Fig. 6: Pharmacological inhibition of SGK1 increases the severity of LPS-induced EH and audiovestibular symptoms in vivo.

a–i The WT mice were untreated or pretreated with GSK650394 and challenged with LPS or saline. a Representative images of mid-modiolar cochlear sections, scale bar = 200 μm. b Measurements of IR-L in cochlear half-turns I–IV (n = 5 mice per group). c Representative serial ABR wave recordings and thresholds in response to click sounds (n = 5 mice per group). d ABR thresholds in response to pure tone burst across all frequencies tested (4, 8, 12, 16, 24, and 32 kHz) (n = 5 mice per group). *P indicates p-values for GSK650394 + LPS versus LPS; #P indicates p-values for GSK650394 + LPS versus GSK650394; †P indicates p-values for LPS versus Control. e Representative click-evoked VEMPs waves, P1-N1 peak amplitudes, and the P1 (white triangle) and N1 (black triangle) peak latencies of VEMPs at 100 dB nHL (n = 5 mice per group). f Quantification of rotarod test (n = 5 mice per group). g ELISA for plasma Casp-1 and IL-1β levels (n = 3 mice per group). h Western blot analysis showing NLRP3, SGK1, pro Casp1, Casp-1 p20, pro IL-1β and cleaved IL-1β levels in inner ears (n = 3 mice per group). i Immunofluorescence staining for TUNEL (green) and Myosin VIIa (red) in the basilar membrane, scale bar = 50 μm.

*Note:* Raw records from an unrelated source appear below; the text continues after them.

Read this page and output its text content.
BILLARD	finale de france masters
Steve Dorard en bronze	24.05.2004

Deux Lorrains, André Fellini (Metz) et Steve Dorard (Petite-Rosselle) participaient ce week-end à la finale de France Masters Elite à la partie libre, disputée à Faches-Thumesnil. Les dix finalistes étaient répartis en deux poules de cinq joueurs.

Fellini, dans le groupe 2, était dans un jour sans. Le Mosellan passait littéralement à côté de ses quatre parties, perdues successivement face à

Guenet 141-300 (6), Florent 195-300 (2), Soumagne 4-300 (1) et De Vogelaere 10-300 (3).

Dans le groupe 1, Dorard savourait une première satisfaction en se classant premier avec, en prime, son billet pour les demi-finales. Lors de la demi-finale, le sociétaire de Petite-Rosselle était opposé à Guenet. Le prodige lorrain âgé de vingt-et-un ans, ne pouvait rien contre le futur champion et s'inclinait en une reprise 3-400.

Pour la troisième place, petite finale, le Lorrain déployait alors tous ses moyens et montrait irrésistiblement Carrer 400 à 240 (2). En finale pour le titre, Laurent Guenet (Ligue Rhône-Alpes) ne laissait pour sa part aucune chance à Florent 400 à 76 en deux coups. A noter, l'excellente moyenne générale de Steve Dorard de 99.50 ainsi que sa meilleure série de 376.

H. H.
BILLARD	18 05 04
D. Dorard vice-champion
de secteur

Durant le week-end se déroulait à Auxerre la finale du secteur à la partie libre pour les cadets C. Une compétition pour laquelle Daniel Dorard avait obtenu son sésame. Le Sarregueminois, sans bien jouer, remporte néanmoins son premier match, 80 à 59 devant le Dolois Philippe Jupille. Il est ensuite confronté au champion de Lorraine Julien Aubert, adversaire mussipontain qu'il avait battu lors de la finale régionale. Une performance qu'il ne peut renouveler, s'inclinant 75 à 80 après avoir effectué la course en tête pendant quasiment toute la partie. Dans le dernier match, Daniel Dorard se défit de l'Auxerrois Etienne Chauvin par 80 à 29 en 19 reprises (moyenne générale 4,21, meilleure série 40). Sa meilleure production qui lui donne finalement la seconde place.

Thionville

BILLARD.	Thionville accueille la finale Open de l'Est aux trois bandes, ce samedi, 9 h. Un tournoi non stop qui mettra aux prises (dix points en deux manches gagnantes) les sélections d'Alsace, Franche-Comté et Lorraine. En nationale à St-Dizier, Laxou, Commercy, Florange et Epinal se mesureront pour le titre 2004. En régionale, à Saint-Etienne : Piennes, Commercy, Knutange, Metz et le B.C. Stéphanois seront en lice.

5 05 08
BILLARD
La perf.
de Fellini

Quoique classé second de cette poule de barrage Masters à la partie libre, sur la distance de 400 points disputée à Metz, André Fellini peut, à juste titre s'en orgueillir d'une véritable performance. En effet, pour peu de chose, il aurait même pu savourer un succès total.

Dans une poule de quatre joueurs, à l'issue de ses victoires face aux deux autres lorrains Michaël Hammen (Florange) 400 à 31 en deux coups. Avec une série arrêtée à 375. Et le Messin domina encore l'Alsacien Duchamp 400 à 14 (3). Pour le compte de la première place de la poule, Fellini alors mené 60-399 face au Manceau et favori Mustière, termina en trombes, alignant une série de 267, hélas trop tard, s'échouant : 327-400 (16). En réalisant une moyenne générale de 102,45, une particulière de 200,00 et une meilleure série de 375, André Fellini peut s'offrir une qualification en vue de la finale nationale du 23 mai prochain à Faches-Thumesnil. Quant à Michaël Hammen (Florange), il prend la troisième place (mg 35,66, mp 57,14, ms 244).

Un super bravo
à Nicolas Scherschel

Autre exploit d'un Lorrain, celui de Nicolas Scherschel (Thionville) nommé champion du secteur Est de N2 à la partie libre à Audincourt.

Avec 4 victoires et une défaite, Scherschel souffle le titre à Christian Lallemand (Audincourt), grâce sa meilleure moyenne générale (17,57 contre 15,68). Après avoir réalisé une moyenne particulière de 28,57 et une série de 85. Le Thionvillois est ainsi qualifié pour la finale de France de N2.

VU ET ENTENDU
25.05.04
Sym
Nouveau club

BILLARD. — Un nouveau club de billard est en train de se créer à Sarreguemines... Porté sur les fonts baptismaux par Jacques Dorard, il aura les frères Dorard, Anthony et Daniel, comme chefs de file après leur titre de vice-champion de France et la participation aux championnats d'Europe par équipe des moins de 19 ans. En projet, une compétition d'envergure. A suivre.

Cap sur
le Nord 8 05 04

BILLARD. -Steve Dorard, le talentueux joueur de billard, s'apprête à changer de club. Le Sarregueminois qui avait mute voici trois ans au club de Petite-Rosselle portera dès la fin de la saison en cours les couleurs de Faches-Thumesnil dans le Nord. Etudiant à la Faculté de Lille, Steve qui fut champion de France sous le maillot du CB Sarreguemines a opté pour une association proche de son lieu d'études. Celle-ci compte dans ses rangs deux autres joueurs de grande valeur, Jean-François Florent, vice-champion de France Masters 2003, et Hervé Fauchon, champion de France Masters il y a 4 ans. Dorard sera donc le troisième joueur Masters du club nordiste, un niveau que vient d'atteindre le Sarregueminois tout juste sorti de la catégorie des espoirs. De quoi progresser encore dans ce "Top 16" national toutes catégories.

Results are presented as mean ± SD. Statistical analyses were carried out via one-way ANOVA for b, c, e–g, and two-way ANOVA for d. EH endolymphatic hydrops, IR-L Increase ratios (IR) of the length of the Reissner’s membrane, ABR auditory brainstem response, VEMPs vestibular-evoked myogenic potentials, P1 positive peak, N1 negative peak, Casp-1 caspase-1. Source data are provided as a Source Data file.